Windows Automotive 5.0 is aimed at making it easier for automotive gear makers to design easy-to-use interfaces.

Microsoft on Tuesday cranked up its long-running effort to get its software inside cars, announcing a new version of its Windows Automotive software.

At a company-sponsored conference in Japan, Microsoft announced that it has finished development of Windows Automotive 5.0. The update is based on the latest version of Windows CE, the CE 5.0 release that came out in May.

The new version of the software is aimed at making it easier for automotive gear makers to design easy-to-use interfaces. It also contains support for expanded virtual memory. The added memory could help features such as speech recognition and improved 3D graphics, a Microsoft representative said.

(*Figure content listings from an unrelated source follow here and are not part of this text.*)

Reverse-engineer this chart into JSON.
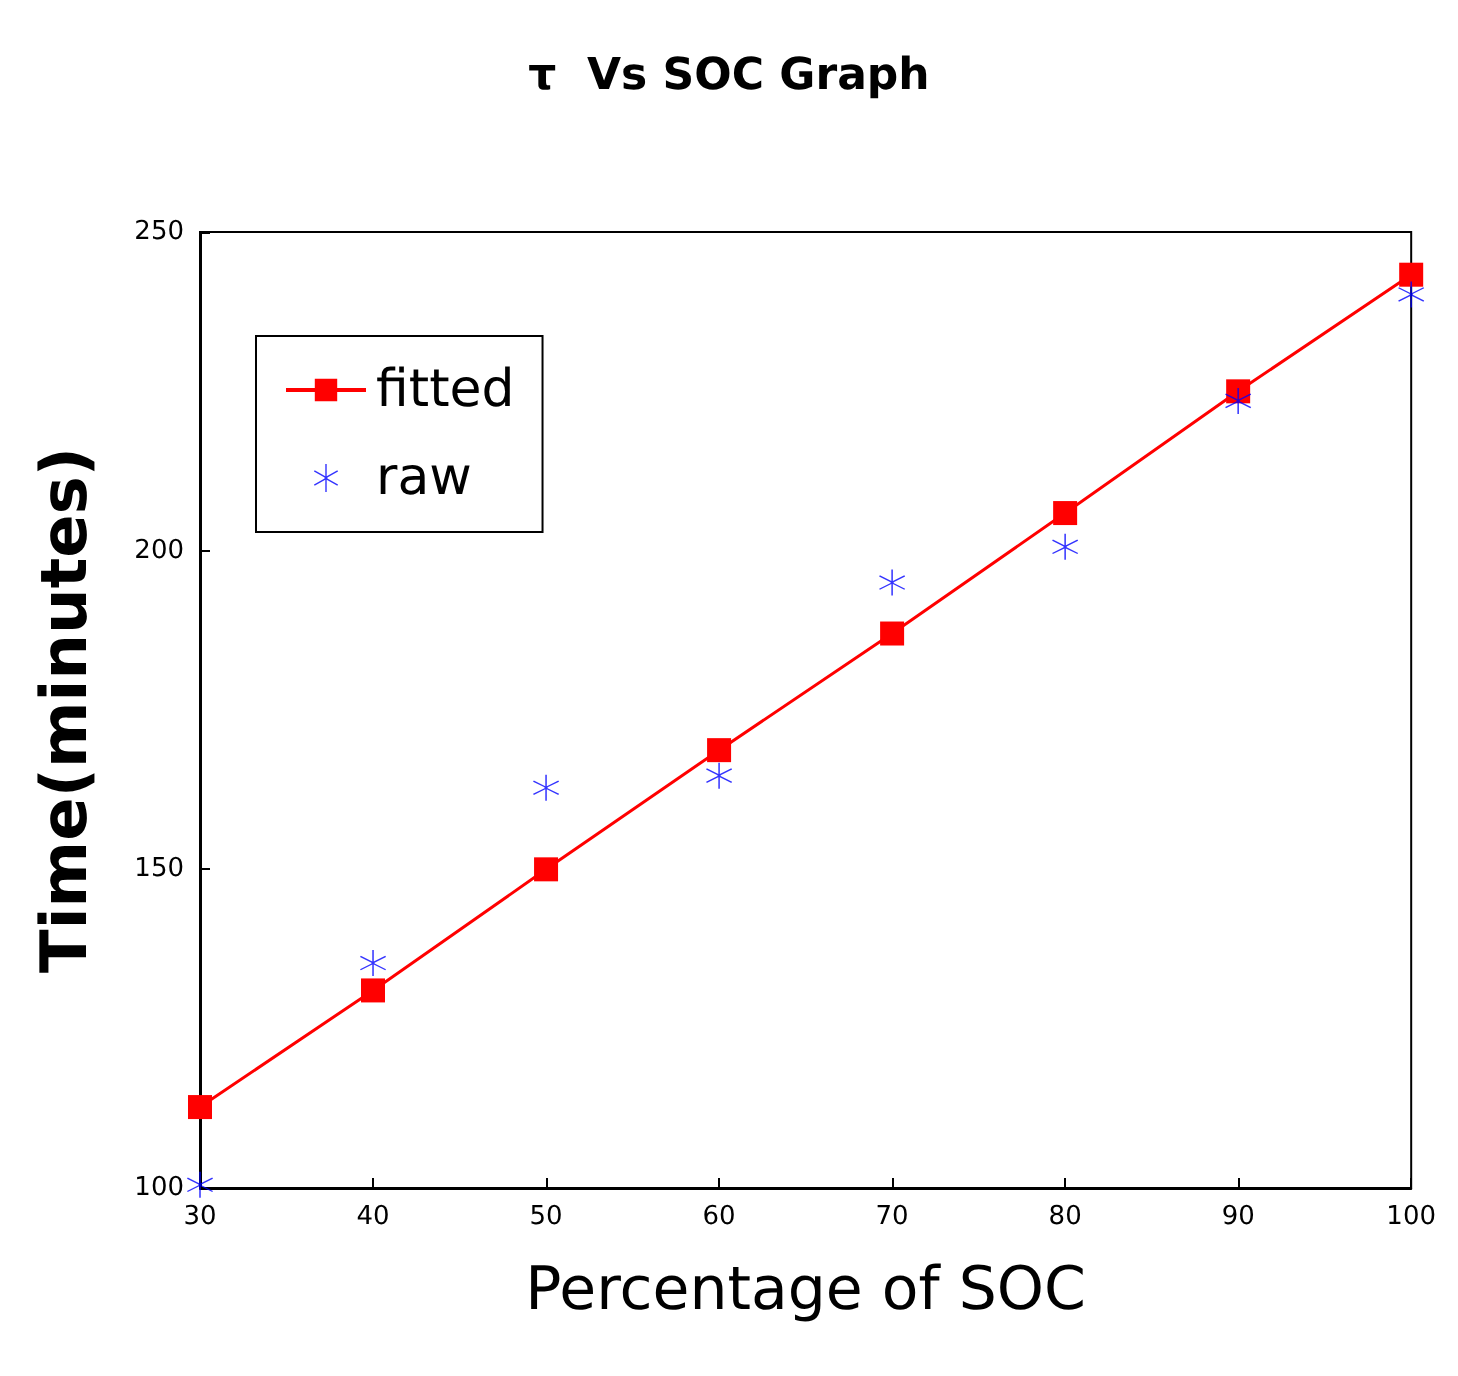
{
  "chart_data": {
    "type": "line",
    "title": "τ  Vs SOC Graph",
    "xlabel": "Percentage of SOC",
    "ylabel": "Time(minutes)",
    "x": [
      30,
      40,
      50,
      60,
      70,
      80,
      90,
      100
    ],
    "series": [
      {
        "name": "fitted",
        "color": "#ff0000",
        "marker": "square",
        "line_style": "solid",
        "values": [
          112.7,
          131,
          150,
          168.7,
          187,
          205.9,
          225,
          243.3
        ]
      },
      {
        "name": "raw",
        "type": "scatter",
        "color": "#0000ff",
        "marker": "star",
        "values": [
          100.5,
          135.3,
          162.8,
          164.7,
          195,
          200.6,
          223.5,
          240.2
        ]
      }
    ],
    "xlim": [
      30,
      100
    ],
    "xticks": [
      30,
      40,
      50,
      60,
      70,
      80,
      90,
      100
    ],
    "ylim": [
      100,
      250
    ],
    "yticks": [
      100,
      150,
      200,
      250
    ],
    "grid": false,
    "legend": "top left"
  }
}
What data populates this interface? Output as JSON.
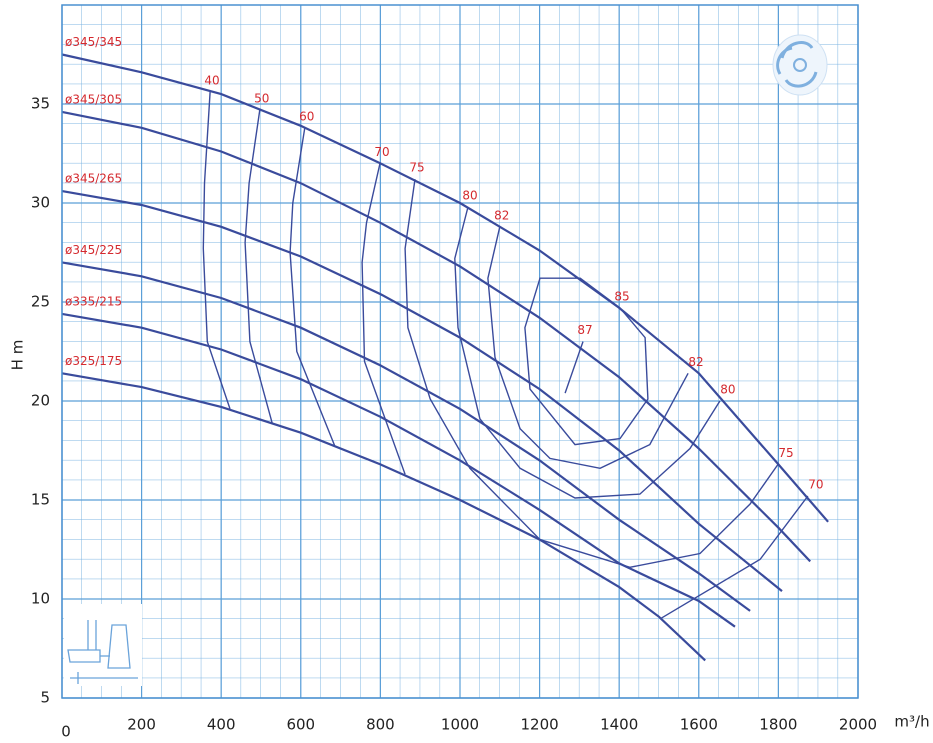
{
  "chart_data": {
    "type": "line",
    "x_label": "m³/h",
    "y_label": "H m",
    "xlim": [
      0,
      2000
    ],
    "ylim": [
      5,
      40
    ],
    "xticks": [
      0,
      200,
      400,
      600,
      800,
      1000,
      1200,
      1400,
      1600,
      1800,
      2000
    ],
    "yticks": [
      5,
      10,
      15,
      20,
      25,
      30,
      35
    ],
    "grid": true,
    "grid_color": "#5b9fd8",
    "label_color": "#d42a2f",
    "series": [
      {
        "name": "ø345/345",
        "color": "#3a4b9c",
        "x": [
          0,
          200,
          400,
          600,
          800,
          1000,
          1200,
          1400,
          1600,
          1800,
          1925
        ],
        "values": [
          37.5,
          36.6,
          35.5,
          33.9,
          32.0,
          30.0,
          27.6,
          24.7,
          21.4,
          16.8,
          13.9
        ]
      },
      {
        "name": "ø345/305",
        "color": "#3a4b9c",
        "x": [
          0,
          200,
          400,
          600,
          800,
          1000,
          1200,
          1400,
          1600,
          1800,
          1880
        ],
        "values": [
          34.6,
          33.8,
          32.6,
          31.0,
          29.0,
          26.8,
          24.2,
          21.2,
          17.6,
          13.6,
          11.9
        ]
      },
      {
        "name": "ø345/265",
        "color": "#3a4b9c",
        "x": [
          0,
          200,
          400,
          600,
          800,
          1000,
          1200,
          1400,
          1600,
          1809
        ],
        "values": [
          30.6,
          29.9,
          28.8,
          27.3,
          25.4,
          23.2,
          20.6,
          17.5,
          13.8,
          10.4
        ]
      },
      {
        "name": "ø345/225",
        "color": "#3a4b9c",
        "x": [
          0,
          200,
          400,
          600,
          800,
          1000,
          1200,
          1400,
          1600,
          1729
        ],
        "values": [
          27.0,
          26.3,
          25.2,
          23.7,
          21.8,
          19.6,
          17.0,
          14.0,
          11.3,
          9.4
        ]
      },
      {
        "name": "ø335/215",
        "color": "#3a4b9c",
        "x": [
          0,
          200,
          400,
          600,
          800,
          1000,
          1200,
          1400,
          1600,
          1691
        ],
        "values": [
          24.4,
          23.7,
          22.6,
          21.1,
          19.2,
          17.0,
          14.5,
          11.8,
          9.9,
          8.6
        ]
      },
      {
        "name": "ø325/175",
        "color": "#3a4b9c",
        "x": [
          0,
          200,
          400,
          600,
          800,
          1000,
          1200,
          1400,
          1500,
          1616
        ],
        "values": [
          21.4,
          20.7,
          19.7,
          18.4,
          16.8,
          15.0,
          13.0,
          10.6,
          9.1,
          6.9
        ]
      }
    ],
    "efficiency_curves": [
      {
        "label": "40",
        "color": "#3a4b9c",
        "x": [
          372,
          358,
          355,
          365,
          422
        ],
        "values": [
          35.6,
          31.0,
          27.7,
          23.0,
          19.6
        ]
      },
      {
        "label": "50",
        "color": "#3a4b9c",
        "x": [
          497,
          470,
          460,
          472,
          528
        ],
        "values": [
          34.7,
          31.0,
          28.0,
          23.0,
          18.9
        ]
      },
      {
        "label": "60",
        "color": "#3a4b9c",
        "x": [
          610,
          580,
          573,
          590,
          686
        ],
        "values": [
          33.8,
          30.0,
          27.5,
          22.5,
          17.7
        ]
      },
      {
        "label": "70",
        "color": "#3a4b9c",
        "x": [
          799,
          765,
          754,
          760,
          862,
          null,
          1503,
          1754,
          1874
        ],
        "values": [
          32.0,
          29.0,
          27.0,
          22.0,
          16.3,
          null,
          9.0,
          12.0,
          15.2
        ]
      },
      {
        "label": "75",
        "color": "#3a4b9c",
        "x": [
          887,
          862,
          869,
          925,
          1025,
          1201,
          1427,
          1603,
          1729,
          1799
        ],
        "values": [
          31.2,
          27.7,
          23.7,
          20.1,
          16.6,
          13.0,
          11.6,
          12.3,
          14.8,
          16.8
        ]
      },
      {
        "label": "80",
        "color": "#3a4b9c",
        "x": [
          1020,
          987,
          995,
          1050,
          1151,
          1289,
          1452,
          1578,
          1653
        ],
        "values": [
          29.8,
          27.2,
          23.7,
          19.1,
          16.6,
          15.1,
          15.3,
          17.6,
          20.0
        ]
      },
      {
        "label": "82",
        "color": "#3a4b9c",
        "x": [
          1100,
          1070,
          1088,
          1151,
          1226,
          1352,
          1477,
          1573
        ],
        "values": [
          28.8,
          26.2,
          22.2,
          18.6,
          17.1,
          16.6,
          17.8,
          21.4
        ]
      },
      {
        "label": "85",
        "color": "#3a4b9c",
        "x": [
          1402,
          1302,
          1201,
          1163,
          1176,
          1289,
          1402,
          1472,
          1465,
          1402
        ],
        "values": [
          24.7,
          26.2,
          26.2,
          23.7,
          20.6,
          17.8,
          18.1,
          20.1,
          23.2,
          24.7
        ]
      },
      {
        "label": "87",
        "color": "#3a4b9c",
        "x": [
          1309,
          1264
        ],
        "values": [
          23.0,
          20.4
        ]
      }
    ]
  }
}
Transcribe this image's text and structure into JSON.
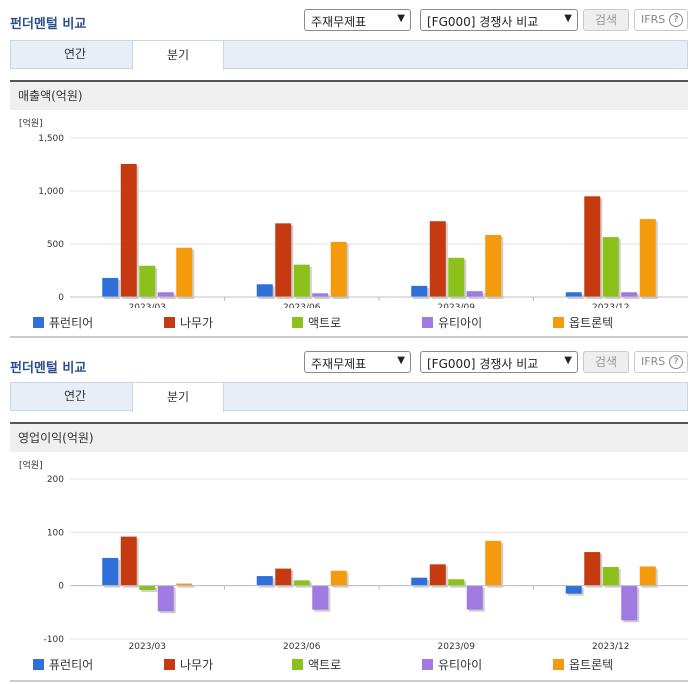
{
  "sections": [
    {
      "title": "펀더멘털 비교",
      "select1": "주재무제표",
      "select2": "[FG000] 경쟁사 비교",
      "search_label": "검색",
      "ifrs_label": "IFRS",
      "tabs": [
        "연간",
        "분기"
      ],
      "active_tab": 1,
      "metric_title": "매출액(억원)"
    },
    {
      "title": "펀더멘털 비교",
      "select1": "주재무제표",
      "select2": "[FG000] 경쟁사 비교",
      "search_label": "검색",
      "ifrs_label": "IFRS",
      "tabs": [
        "연간",
        "분기"
      ],
      "active_tab": 1,
      "metric_title": "영업이익(억원)"
    }
  ],
  "legend_colors": [
    "#2f6fd9",
    "#c63a12",
    "#8cc11c",
    "#a07ae0",
    "#f59a0c"
  ],
  "chart_data": [
    {
      "type": "bar",
      "unit_label": "[억원]",
      "categories": [
        "2023/03",
        "2023/06",
        "2023/09",
        "2023/12"
      ],
      "ylim": [
        0,
        1500
      ],
      "yticks": [
        0,
        500,
        1000,
        1500
      ],
      "ytick_labels": [
        "0",
        "500",
        "1,000",
        "1,500"
      ],
      "series": [
        {
          "name": "퓨런티어",
          "values": [
            180,
            120,
            105,
            45
          ]
        },
        {
          "name": "나무가",
          "values": [
            1255,
            695,
            715,
            950
          ]
        },
        {
          "name": "액트로",
          "values": [
            295,
            305,
            370,
            565
          ]
        },
        {
          "name": "유티아이",
          "values": [
            45,
            35,
            55,
            45
          ]
        },
        {
          "name": "옵트론텍",
          "values": [
            465,
            520,
            585,
            735
          ]
        }
      ]
    },
    {
      "type": "bar",
      "unit_label": "[억원]",
      "categories": [
        "2023/03",
        "2023/06",
        "2023/09",
        "2023/12"
      ],
      "ylim": [
        -100,
        200
      ],
      "yticks": [
        -100,
        0,
        100,
        200
      ],
      "ytick_labels": [
        "-100",
        "0",
        "100",
        "200"
      ],
      "series": [
        {
          "name": "퓨런티어",
          "values": [
            52,
            18,
            15,
            -15
          ]
        },
        {
          "name": "나무가",
          "values": [
            92,
            32,
            40,
            63
          ]
        },
        {
          "name": "액트로",
          "values": [
            -8,
            10,
            12,
            35
          ]
        },
        {
          "name": "유티아이",
          "values": [
            -48,
            -45,
            -45,
            -65
          ]
        },
        {
          "name": "옵트론텍",
          "values": [
            4,
            28,
            84,
            36
          ]
        }
      ]
    }
  ]
}
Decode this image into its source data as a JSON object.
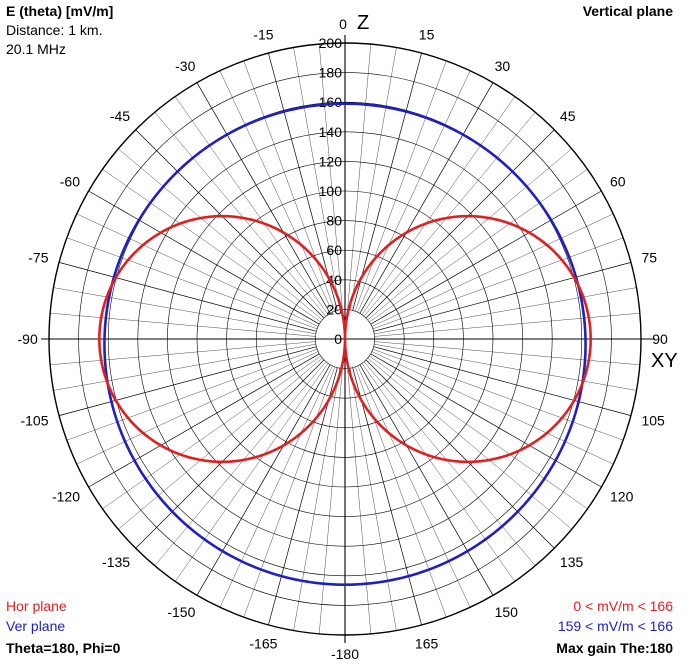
{
  "header": {
    "title": "E (theta) [mV/m]",
    "distance": "Distance: 1 km.",
    "frequency": "20.1 MHz",
    "plane": "Vertical plane"
  },
  "footer": {
    "hor_label": "Hor plane",
    "ver_label": "Ver plane",
    "angles": "Theta=180, Phi=0",
    "hor_range": "0 < mV/m < 166",
    "ver_range": "159 < mV/m < 166",
    "max_gain": "Max gain The:180"
  },
  "axis_labels": {
    "top": "Z",
    "right": "XY"
  },
  "colors": {
    "hor": "#e02020",
    "ver": "#2020c0",
    "grid": "#000000"
  },
  "chart_data": {
    "type": "polar",
    "radial_ticks": [
      "0",
      "20",
      "40",
      "60",
      "80",
      "100",
      "120",
      "140",
      "160",
      "180",
      "200"
    ],
    "radial_range": [
      0,
      200
    ],
    "angle_ticks": [
      "0",
      "15",
      "30",
      "45",
      "60",
      "75",
      "90",
      "105",
      "120",
      "135",
      "150",
      "165",
      "-180",
      "-165",
      "-150",
      "-135",
      "-120",
      "-105",
      "-90",
      "-75",
      "-60",
      "-45",
      "-30",
      "-15"
    ],
    "series": [
      {
        "name": "Hor plane",
        "shape": "figure-eight",
        "max_value": 166,
        "max_at_deg": [
          90,
          -90
        ],
        "min_value": 0,
        "min_at_deg": [
          0,
          180
        ]
      },
      {
        "name": "Ver plane",
        "shape": "near-circle",
        "max_value": 166,
        "min_value": 159,
        "max_at_deg": 180
      }
    ]
  }
}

Though Microsoft announced the completion of the new car OS, it did not name customers for it. A Microsoft representative said the company expects Windows Automotive to show up on aftermarket products in the fall. Because the design cycle for new cars is much longer, models with Windows Automotive 5.0 built in are not expected until at least next year.

Microsoft has been trying to break in to the car market since it released an initial in-car OS in 1998. In a July 2003 speech, Microsoft Chairman Bill Gates predicted that within three years, about 30 percent of cars would have Windows CE running in them. The company has talked up the efforts at both Detroit car shows and tech-oriented events, such as the Consumer Electronics Show in Las Vegas.

Microsoft does have its software in a number of vehicles, including the 2005 Acura RL and TL, 2004 Mercedes S-Class, BMW's 7 Series, Fiat's Lancia Thesis and the 2003 and 2004 Honda Accord, among other models. It is also included in aftermarket products from Clarion, Hyundai and Nextech.